Allah ile Sohbet

 

 

 

Dedim: Çok yalnızım.

Dedin: Ben sana çok yakınım. (2:186)

 

 

Dedim: Evet biliyorum, sen bana yakınsın ama, ben senden uzağım. Keşke ben de sana yakın olabilseydim.

Dedin: Rabbini sabah akşam, yüksek olmayan bir sesle, kendi kendine, ürpertiyle, yalvara yalvara ve için için zikret. (7:205)

 

 

Dedim: Bu da senin yardımını ister.

Dedin: Allah’ın sizi bağışlamasını istemez misiniz? (24:22)

 

 

Dedim: Tabii ki, beni affetmeni çok isterim.

Dedin: (Öyleyse) Rabbinizden bağışlanma dileyin, sonra O’na tövbe edin: “Gerçekten benim Rabbim, esirgeyendir, sevendir.” (11:90)

 

 

Dedim: Çok günahkârım, bu kadar günahla ben ne yaparım?

Dedin: Allah’ın, kullarının tövbesini kabul edeceğini, ve Allah’ın tövbeyi çok kabul eden ve pek esirgeyen olduğunu hâlâ bilmezler mi? (9:104)

 

 

Dedim: Defalarca tövbe edip tövbemi bozdum, artık yüzüm kalmadı.
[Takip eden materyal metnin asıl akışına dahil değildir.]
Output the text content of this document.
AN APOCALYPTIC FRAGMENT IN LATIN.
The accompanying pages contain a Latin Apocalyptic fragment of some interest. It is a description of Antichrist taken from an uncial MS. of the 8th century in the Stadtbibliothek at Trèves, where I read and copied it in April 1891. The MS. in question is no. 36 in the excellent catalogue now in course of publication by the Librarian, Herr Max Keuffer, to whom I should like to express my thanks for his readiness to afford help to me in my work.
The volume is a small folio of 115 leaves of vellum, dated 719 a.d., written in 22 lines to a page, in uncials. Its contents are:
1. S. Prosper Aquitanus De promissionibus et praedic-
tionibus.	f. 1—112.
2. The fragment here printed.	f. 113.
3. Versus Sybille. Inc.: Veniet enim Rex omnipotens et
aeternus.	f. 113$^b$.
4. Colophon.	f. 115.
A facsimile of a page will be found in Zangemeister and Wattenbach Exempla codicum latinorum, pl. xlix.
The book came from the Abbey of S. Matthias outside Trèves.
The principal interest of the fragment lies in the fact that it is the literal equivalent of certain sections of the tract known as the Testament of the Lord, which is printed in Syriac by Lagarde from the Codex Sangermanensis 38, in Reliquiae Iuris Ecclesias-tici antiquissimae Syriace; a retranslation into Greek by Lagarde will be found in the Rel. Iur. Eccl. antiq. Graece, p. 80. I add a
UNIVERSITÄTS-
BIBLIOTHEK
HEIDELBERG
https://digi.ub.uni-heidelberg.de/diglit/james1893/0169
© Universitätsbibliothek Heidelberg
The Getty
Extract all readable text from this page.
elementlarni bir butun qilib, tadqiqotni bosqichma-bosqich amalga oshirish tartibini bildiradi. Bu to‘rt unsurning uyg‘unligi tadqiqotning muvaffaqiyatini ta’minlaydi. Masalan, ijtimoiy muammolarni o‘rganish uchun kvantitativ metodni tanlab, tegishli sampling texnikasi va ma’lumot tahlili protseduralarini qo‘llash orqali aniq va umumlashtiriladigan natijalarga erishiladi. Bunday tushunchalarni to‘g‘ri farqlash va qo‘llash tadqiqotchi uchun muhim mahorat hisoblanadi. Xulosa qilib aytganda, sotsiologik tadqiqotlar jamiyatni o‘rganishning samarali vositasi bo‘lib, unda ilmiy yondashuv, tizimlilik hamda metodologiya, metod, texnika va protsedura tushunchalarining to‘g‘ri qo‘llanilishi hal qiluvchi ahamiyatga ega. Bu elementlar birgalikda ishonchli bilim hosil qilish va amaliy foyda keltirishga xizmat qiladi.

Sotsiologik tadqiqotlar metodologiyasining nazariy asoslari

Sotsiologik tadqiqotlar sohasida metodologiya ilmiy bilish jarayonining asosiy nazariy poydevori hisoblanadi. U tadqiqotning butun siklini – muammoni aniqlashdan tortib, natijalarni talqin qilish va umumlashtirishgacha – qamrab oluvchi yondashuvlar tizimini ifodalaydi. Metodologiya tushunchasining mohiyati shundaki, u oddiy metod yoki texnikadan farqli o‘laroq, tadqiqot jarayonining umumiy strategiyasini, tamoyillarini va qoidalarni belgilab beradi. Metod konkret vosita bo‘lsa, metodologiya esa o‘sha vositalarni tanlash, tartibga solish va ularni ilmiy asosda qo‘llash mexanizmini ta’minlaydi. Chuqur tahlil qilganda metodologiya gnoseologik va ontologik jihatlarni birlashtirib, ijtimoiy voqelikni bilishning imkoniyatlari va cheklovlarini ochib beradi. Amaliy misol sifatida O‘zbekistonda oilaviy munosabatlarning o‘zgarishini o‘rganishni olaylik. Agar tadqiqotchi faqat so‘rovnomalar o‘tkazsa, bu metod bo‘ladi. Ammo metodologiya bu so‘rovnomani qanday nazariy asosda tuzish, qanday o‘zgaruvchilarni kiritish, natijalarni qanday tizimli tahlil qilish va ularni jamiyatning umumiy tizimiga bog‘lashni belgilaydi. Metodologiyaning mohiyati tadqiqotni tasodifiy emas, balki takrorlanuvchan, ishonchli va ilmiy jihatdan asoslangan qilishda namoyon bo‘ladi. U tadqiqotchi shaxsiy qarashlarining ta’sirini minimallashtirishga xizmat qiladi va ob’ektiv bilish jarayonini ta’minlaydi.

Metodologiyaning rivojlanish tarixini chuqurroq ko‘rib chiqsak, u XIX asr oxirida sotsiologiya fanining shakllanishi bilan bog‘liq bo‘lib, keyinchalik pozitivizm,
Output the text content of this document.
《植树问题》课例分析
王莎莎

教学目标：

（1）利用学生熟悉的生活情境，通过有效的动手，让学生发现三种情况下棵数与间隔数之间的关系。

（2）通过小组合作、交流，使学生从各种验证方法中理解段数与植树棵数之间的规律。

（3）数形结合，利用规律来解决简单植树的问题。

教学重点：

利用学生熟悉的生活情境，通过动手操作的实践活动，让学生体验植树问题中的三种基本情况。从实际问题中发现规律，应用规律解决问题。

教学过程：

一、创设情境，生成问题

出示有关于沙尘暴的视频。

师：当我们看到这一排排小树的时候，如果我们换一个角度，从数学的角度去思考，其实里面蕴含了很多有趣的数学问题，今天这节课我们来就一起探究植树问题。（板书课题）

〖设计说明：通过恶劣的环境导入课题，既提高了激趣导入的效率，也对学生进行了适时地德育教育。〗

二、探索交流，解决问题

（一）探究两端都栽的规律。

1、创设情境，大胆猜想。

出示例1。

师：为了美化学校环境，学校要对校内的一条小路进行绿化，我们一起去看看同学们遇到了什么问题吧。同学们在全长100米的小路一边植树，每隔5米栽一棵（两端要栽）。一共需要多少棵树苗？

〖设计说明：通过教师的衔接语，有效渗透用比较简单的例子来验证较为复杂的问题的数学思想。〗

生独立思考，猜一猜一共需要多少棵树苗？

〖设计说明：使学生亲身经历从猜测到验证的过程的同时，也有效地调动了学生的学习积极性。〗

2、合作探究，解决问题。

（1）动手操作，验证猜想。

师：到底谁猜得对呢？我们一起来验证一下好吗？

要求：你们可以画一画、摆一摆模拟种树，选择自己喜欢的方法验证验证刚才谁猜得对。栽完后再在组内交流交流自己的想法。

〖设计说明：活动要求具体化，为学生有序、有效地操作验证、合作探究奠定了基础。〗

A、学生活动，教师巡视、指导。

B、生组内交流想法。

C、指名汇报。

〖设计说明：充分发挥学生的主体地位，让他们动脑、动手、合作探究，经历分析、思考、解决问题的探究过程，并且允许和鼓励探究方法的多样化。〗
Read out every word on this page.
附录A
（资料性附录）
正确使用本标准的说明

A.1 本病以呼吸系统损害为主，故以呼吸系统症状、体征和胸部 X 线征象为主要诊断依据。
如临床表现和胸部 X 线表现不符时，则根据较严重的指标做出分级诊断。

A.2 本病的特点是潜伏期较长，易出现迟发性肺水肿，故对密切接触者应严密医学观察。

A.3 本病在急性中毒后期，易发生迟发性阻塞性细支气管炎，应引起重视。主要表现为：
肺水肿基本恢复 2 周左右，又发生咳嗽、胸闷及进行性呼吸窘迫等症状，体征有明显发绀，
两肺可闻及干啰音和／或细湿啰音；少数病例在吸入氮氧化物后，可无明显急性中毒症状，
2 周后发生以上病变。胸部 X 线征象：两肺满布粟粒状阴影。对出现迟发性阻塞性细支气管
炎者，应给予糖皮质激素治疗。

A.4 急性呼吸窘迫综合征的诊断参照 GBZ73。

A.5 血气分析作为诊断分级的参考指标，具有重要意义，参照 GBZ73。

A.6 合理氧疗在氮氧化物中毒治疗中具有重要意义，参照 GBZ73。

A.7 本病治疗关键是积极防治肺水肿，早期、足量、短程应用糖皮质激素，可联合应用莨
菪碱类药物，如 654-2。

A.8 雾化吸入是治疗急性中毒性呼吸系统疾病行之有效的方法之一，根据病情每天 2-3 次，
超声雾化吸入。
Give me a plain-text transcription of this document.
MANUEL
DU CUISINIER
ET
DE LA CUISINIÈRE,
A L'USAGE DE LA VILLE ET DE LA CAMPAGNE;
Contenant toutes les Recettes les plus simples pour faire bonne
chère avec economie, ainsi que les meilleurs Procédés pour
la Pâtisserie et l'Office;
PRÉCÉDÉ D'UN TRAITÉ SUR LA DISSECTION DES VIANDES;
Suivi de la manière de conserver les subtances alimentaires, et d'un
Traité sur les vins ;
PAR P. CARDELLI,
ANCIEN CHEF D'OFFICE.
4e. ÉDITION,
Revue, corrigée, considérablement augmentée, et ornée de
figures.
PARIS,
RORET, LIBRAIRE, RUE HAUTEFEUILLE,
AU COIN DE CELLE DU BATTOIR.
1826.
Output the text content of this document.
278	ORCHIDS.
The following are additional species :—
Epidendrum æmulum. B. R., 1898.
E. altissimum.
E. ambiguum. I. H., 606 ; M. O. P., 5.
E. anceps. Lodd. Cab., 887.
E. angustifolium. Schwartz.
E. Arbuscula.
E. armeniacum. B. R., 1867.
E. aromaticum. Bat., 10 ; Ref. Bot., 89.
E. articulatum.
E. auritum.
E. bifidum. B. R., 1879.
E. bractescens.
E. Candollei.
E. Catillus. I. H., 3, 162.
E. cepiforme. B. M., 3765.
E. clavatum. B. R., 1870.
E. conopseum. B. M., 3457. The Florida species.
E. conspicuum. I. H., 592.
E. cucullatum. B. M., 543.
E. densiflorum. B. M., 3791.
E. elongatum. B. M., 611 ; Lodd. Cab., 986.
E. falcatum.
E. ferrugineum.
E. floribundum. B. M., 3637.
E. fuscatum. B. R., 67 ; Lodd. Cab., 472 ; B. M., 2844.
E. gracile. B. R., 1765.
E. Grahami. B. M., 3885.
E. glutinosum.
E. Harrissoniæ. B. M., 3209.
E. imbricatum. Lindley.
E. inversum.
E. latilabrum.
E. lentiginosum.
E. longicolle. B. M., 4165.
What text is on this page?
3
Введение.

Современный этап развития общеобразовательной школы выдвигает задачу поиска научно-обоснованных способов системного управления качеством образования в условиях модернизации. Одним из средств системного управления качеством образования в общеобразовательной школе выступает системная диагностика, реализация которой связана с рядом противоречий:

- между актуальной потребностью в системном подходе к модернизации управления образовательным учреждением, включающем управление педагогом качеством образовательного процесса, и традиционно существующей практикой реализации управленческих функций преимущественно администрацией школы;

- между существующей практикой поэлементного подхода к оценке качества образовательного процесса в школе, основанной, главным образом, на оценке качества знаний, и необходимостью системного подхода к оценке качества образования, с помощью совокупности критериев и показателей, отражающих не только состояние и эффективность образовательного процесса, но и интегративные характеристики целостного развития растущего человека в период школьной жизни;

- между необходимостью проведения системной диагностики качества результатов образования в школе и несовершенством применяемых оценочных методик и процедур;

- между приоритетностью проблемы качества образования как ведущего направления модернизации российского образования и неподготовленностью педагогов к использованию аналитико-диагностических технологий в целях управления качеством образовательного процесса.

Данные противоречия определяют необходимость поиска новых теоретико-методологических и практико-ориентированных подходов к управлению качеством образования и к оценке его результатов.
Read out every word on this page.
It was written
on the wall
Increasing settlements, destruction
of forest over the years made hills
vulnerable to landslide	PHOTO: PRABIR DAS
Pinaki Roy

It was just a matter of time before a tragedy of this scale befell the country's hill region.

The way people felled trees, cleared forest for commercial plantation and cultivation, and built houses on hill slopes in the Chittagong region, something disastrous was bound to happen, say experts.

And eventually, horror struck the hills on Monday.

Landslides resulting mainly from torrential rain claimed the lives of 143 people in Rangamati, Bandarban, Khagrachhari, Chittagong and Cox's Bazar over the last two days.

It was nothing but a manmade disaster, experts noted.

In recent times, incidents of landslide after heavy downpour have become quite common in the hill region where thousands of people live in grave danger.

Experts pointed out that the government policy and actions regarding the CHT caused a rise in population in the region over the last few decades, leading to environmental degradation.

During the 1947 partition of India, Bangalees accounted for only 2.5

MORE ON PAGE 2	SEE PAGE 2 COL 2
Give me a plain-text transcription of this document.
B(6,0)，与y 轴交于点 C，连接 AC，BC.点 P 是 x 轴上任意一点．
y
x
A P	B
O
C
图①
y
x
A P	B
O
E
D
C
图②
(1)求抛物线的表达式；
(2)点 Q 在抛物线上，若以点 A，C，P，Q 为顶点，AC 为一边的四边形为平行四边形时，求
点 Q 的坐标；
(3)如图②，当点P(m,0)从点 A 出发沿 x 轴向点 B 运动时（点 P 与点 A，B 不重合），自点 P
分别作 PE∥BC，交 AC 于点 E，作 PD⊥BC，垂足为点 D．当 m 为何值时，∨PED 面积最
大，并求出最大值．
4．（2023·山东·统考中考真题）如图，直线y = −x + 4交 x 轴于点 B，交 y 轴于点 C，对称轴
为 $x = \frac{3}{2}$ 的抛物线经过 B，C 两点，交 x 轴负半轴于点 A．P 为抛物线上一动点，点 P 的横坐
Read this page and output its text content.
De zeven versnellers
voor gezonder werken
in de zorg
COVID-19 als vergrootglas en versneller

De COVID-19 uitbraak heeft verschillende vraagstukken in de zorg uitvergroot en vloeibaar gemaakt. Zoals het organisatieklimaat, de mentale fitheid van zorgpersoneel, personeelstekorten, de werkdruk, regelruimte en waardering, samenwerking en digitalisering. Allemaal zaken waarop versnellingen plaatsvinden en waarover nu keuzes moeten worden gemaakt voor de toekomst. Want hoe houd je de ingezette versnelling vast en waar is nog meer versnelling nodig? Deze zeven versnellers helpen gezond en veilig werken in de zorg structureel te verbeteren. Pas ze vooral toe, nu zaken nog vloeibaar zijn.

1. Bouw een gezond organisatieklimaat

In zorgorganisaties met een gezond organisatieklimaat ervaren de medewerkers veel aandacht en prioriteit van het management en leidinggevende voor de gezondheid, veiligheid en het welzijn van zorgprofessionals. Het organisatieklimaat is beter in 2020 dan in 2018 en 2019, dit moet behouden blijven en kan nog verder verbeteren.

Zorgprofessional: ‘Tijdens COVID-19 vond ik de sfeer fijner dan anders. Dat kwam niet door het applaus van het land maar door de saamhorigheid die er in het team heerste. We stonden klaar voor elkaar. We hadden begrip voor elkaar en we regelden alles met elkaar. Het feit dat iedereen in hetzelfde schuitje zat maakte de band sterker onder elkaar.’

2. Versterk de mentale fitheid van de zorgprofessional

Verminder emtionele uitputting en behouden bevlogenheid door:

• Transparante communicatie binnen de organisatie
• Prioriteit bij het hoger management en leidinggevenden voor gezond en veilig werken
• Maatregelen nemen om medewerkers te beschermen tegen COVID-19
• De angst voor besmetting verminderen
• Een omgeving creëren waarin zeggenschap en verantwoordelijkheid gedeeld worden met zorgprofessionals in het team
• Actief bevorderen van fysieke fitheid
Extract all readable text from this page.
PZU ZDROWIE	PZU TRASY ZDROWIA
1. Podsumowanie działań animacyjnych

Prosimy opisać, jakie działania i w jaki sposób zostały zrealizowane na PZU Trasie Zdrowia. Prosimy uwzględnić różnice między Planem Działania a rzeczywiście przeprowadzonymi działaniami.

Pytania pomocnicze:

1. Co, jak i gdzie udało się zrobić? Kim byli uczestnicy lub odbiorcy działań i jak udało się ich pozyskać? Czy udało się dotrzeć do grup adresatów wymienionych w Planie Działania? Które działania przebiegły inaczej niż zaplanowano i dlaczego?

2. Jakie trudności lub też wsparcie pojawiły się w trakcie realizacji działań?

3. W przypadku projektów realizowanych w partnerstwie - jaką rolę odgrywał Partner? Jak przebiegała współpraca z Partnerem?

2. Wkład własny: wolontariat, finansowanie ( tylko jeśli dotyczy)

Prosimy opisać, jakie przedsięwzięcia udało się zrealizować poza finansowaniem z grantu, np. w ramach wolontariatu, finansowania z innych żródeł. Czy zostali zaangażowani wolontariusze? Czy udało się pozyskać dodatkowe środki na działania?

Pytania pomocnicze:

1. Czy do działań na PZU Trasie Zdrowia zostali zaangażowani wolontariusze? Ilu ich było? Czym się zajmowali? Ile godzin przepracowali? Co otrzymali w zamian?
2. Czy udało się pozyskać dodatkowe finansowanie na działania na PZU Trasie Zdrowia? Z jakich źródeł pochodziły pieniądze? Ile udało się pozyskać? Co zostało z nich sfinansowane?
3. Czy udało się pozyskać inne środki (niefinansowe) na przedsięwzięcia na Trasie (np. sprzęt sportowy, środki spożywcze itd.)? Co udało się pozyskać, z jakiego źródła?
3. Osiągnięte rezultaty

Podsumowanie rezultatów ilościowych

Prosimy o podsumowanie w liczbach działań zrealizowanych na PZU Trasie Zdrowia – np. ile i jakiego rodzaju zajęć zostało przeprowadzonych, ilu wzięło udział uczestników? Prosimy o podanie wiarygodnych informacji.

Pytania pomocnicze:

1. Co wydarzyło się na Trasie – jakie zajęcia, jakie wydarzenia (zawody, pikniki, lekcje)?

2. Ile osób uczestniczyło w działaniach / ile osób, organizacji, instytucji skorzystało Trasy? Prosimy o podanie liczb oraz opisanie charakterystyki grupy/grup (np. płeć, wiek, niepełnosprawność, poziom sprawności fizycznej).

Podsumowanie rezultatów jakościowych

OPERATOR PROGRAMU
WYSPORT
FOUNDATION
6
Dedin: Allah aziz ve bilendir, o günahları bağışlayan ve kullarının tövbesini kabul edendir. (40:2-3)

 

 

Dedim: Bunca günahım var, hangisinin tövbesini yapayım?

Dedin: Allah bütün günahları bağışlayandır. (39:53)

 

 

Dedim: Yani yine gelsem yine beni bağışlar mısın?

Dedin: Allah’tan başka günahları bağışlayacak olan yoktur. (3:135)

 

 

Dedim: Ne kadar güzelsin Allah’ım! Bilmiyorum bu sözlerin karşısında niçin böylesine içim içime sığmıyor ve erimeye başlıyorum, seni çok seviyorum.

Dedin: Şüphesiz ki Allah, tövbe edenleri ve temizlenenleri sever. (2:222)

 

 

Dedim: İlahım ve Rabbim, benim senden başka kimim var? 

Dedin: Allah kuluna yetmez mi? (39:36) 

 

 

Dedim: Sen ki beni bu kadar çok seviyorsun ve bana karşı bu kadar iyisin, ben ne yapabilirim?

Dedin: Ey inananlar! Allah’ı çokça zikredin. Ve O’nu sabah-akşam tesbih edin. Sizi karanlıklardan aydınlığa çıkarmak için üzerinize rahmetini gönderen O’dur. Melekleri de size istiğfar eder. Allah, müminlere karşı çok merhametlidir. (33:41-43)

 

 

Kendi kendime dedim: Allah’ım, seni çok seviyorum!